# Conservatory Roof



## SteveF (1 Jan 2014)

not sure what section to post this in  

has anyone fitted a flat insulated roof inside their conservatory?

Steve


----------



## Berncarpenter (1 Jan 2014)

I had a client ask me to give an estimate for fitting insulated plaster boards to the rafters of their upvc and polycarb victorian style conservatory last year.They didnt want to go to the expense of supporting a timber cut roof with slates.I gave them the estimate but never heard back from them . I am glad in a way because i am not sure how successful this job would have been .Be interesting to find out if anybody out there has done this with any success .Most conservatories are too hot in the summer and then too cold in the winter. 
Cheers Bern.


----------



## MMUK (1 Jan 2014)

Funny you should ask this. Just recently I've been doing a lot of electrical work for a friend who installs such roof conversions.

Basically, you rip out the roof back to bare aluminium bars. This is then insulated with 50mm Celotex and boarded over with 1/2" marine ply. On top of this goes a breathable A1 membrane then steel roof tile sheets with a traditional uPVC fascia and new guttering.

The inside is clad with 10mm foil bubble "Space Blanket" which is then lathed over and plasterboard applied.

Materials cost on a 4m x 3m Victorian or Edwardian roof is around £800.


----------



## SteveF (1 Jan 2014)

my brother recently had this done
which got me interested in diy option for ours

p.s. his cost 7k

Steve


----------



## MMUK (1 Jan 2014)

SteveF":1mys113n said:


> my brother recently had this done
> which got me interested in diy option for ours
> 
> p.s. his cost 7k
> ...




Done by Total Roof Care by any chance? Owner is a guy called Andy.


----------



## Graham Orm (1 Jan 2014)

This then crosses a boundary. To be a conservatory, (which doesn't currently require building regs) it must have a translucent roof. Once you put on any form of covered roof it is potentially an extension. This would then require all sorts of other changes to comply, including testing of foundations and a reduction of the glass area.


----------



## MMUK (1 Jan 2014)

Grayorm":20doyd4o said:


> This then crosses a boundary. To be a conservatory, (which doesn't currently require building regs) it must have a translucent roof. Once you put on any form of covered roof it is potentially an extension.




The roof doesn't come into the equation strictly speaking, it's down to the glazed area of the "room" as to whether or not it's classed as an extension.

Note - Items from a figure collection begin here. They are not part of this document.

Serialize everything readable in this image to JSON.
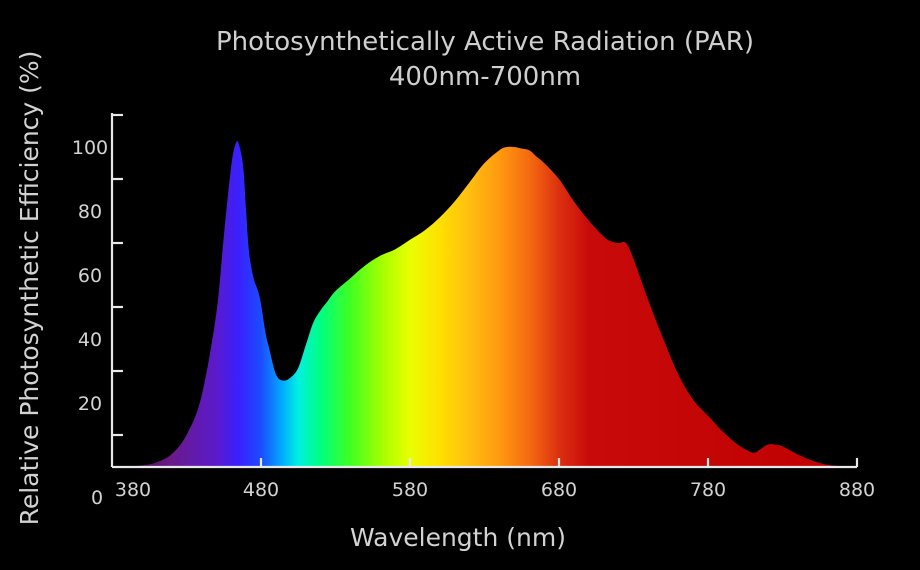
{
  "chart_data": {
    "type": "area",
    "title": "Photosynthetically Active Radiation (PAR)",
    "subtitle": "400nm-700nm",
    "xlabel": "Wavelength (nm)",
    "ylabel": "Relative Photosynthetic Efficiency (%)",
    "xlim": [
      380,
      880
    ],
    "ylim": [
      0,
      110
    ],
    "x_ticks": [
      380,
      480,
      580,
      680,
      780,
      880
    ],
    "y_ticks": [
      0,
      20,
      40,
      60,
      80,
      100
    ],
    "grid": false,
    "legend": "none",
    "fill": "rainbow spectrum gradient",
    "series": [
      {
        "x": [
          385,
          400,
          410,
          420,
          430,
          440,
          450,
          455,
          460,
          463,
          465,
          468,
          470,
          472,
          475,
          478,
          480,
          483,
          485,
          490,
          495,
          500,
          505,
          510,
          515,
          520,
          525,
          530,
          540,
          550,
          560,
          570,
          580,
          590,
          600,
          610,
          620,
          630,
          640,
          645,
          650,
          655,
          660,
          665,
          670,
          680,
          690,
          700,
          710,
          715,
          720,
          725,
          730,
          740,
          750,
          760,
          770,
          780,
          790,
          800,
          810,
          815,
          820,
          825,
          830,
          840,
          850,
          860,
          870,
          875
        ],
        "y": [
          0,
          0.5,
          1.5,
          4,
          10,
          22,
          48,
          72,
          94,
          101,
          101,
          94,
          80,
          67,
          59,
          55,
          51,
          42,
          38,
          29,
          27,
          28,
          31,
          38,
          45,
          49,
          52,
          55,
          59,
          63,
          66,
          68,
          71,
          74,
          78,
          83,
          89,
          95,
          99,
          100,
          100,
          99.5,
          99,
          97,
          95,
          90,
          83,
          77,
          72,
          70.5,
          70,
          70,
          65,
          52,
          40,
          29,
          21,
          16,
          11,
          7,
          4.5,
          5.5,
          7,
          7,
          6.5,
          4,
          2,
          0.7,
          0.2,
          0
        ]
      }
    ]
  }
}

And buildings regs won't apply retrospectively in these cases.

As a side note to anyone thinking about one of these roof conversions, the weight of the steel tile roof is less than that of a laminated/toughened double glazed roof.


----------



## SteveF (1 Jan 2014)

I understand the tiles are light weight but

the marine ply
breathable membrane
insulation
plasterboard

surely put a load of weight on the ally struts?


Steve


----------



## MMUK (1 Jan 2014)

SteveF":30wxo049 said:


> I understand the tiles are light weight but
> 
> the marine ply
> breathable membrane
> ...




Don't get me wrong there's a lot of weight but it still works out less than a glass roof. Also to consider is that by using the ply you are making the structure more rigid and, erm, structural :mrgreen:


----------



## Graham Orm (1 Jan 2014)

The spars rest on the frames which will spread quite easily unless you use ties across the width of the conny. 

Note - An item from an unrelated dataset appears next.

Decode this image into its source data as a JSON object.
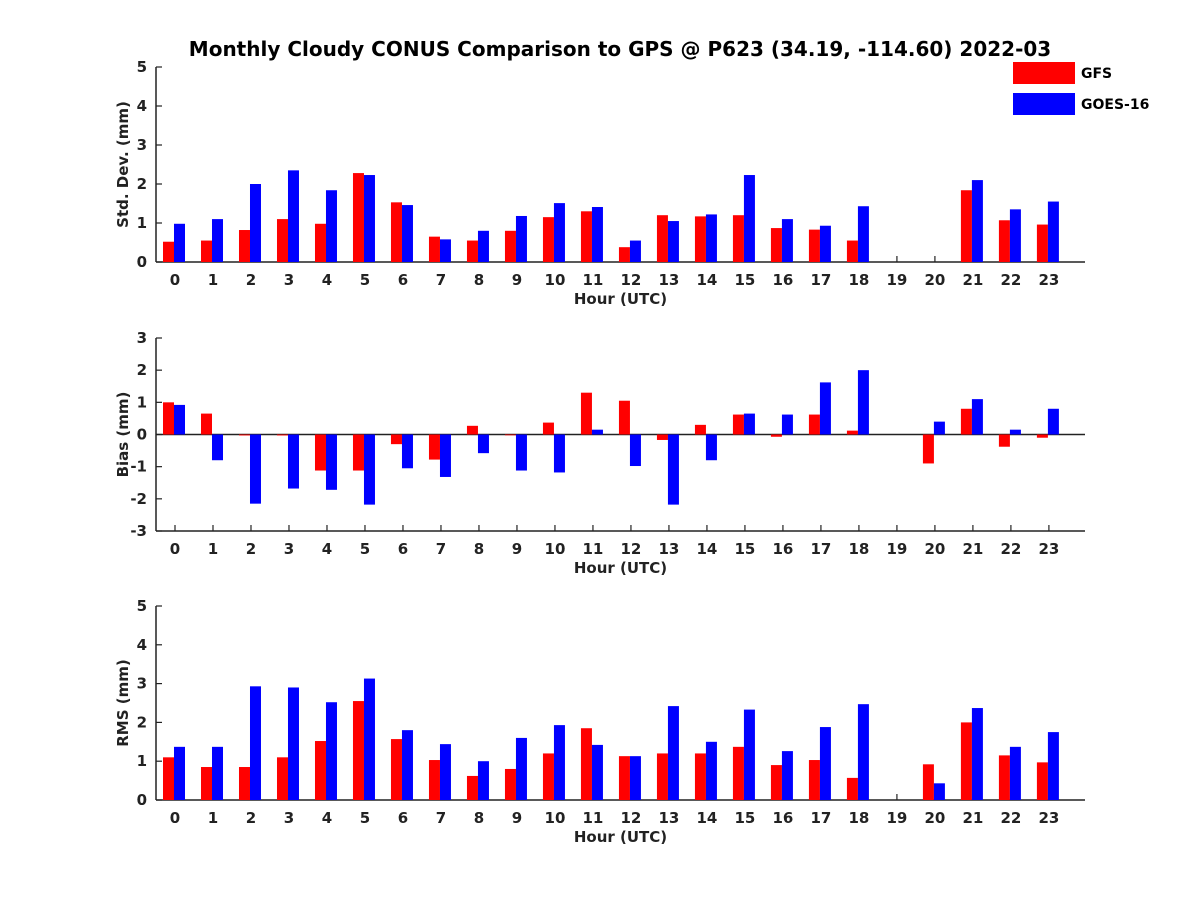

Steve. Just read up. The glazing of 75% of the roof and 50% of the walls to conform as a conservatory was dropped in 2010.

*WELL WORTH A READ*
http://www.telegraph.co.uk/property/pro ... -roof.html


----------



## Berncarpenter (1 Jan 2014)

Grayorm":1f0byfn0 said:


> The spars rest on the frames which will spread quite easily unless you use ties across the width of the conny.
> 
> Steve. Just read up. The glazing of 75% of the roof and 50% of the walls to conform as a conservatory was dropped in 2010.
> 
> ...



Very wise words from Jeff Howell nice find Grayorm.

Cheers Bern


----------



## MMUK (1 Jan 2014)

Grayorm":m9q8jres said:


> The spars rest on the frames which will spread quite easily unless you use ties across the width of the conny.
> 
> Steve. Just read up. The glazing of 75% of the roof and 50% of the walls to conform as a conservatory was dropped in 2010.
> 
> ...




I knew regs had changed but I wasn't quite sure exactly how, I don't tend to deal with planning apps these days.


----------



## Hivenhoe (1 Jan 2014)

As Grayorm points the spars rest on a "ring beam" which, although substantial, is attached to the top of plastic window frames by whatever screws the fitters have to hand. 
Also whilst most frames will have reinforcing inserts but there are a lot that don't.
You need to consider the overall loading on the materials used in the first place, eg. cills are hollow plastic the window frames rest on and could possibly fail under say a snow load that tiles will hold.
Flat PVC door infill panels will be a straight replacement for the polycarb sheets without much work or adding additional load to the roof bars and supporting window frames, cill etc. Snow should slip of as before.


----------



## Graham Orm (1 Jan 2014)

MMUK":asp413n7 said:


> Grayorm":asp413n7 said:
> 
> 
> > The spars rest on the frames which will spread quite easily unless you use ties across the width of the conny.
> ...



I was under the impression they still stood. It's 7 years since I was involved with a conservatory installation. :wink:


----------



## SteveF (2 Jan 2014)

guess i have some reading to do

thank you all for input

Steve


----------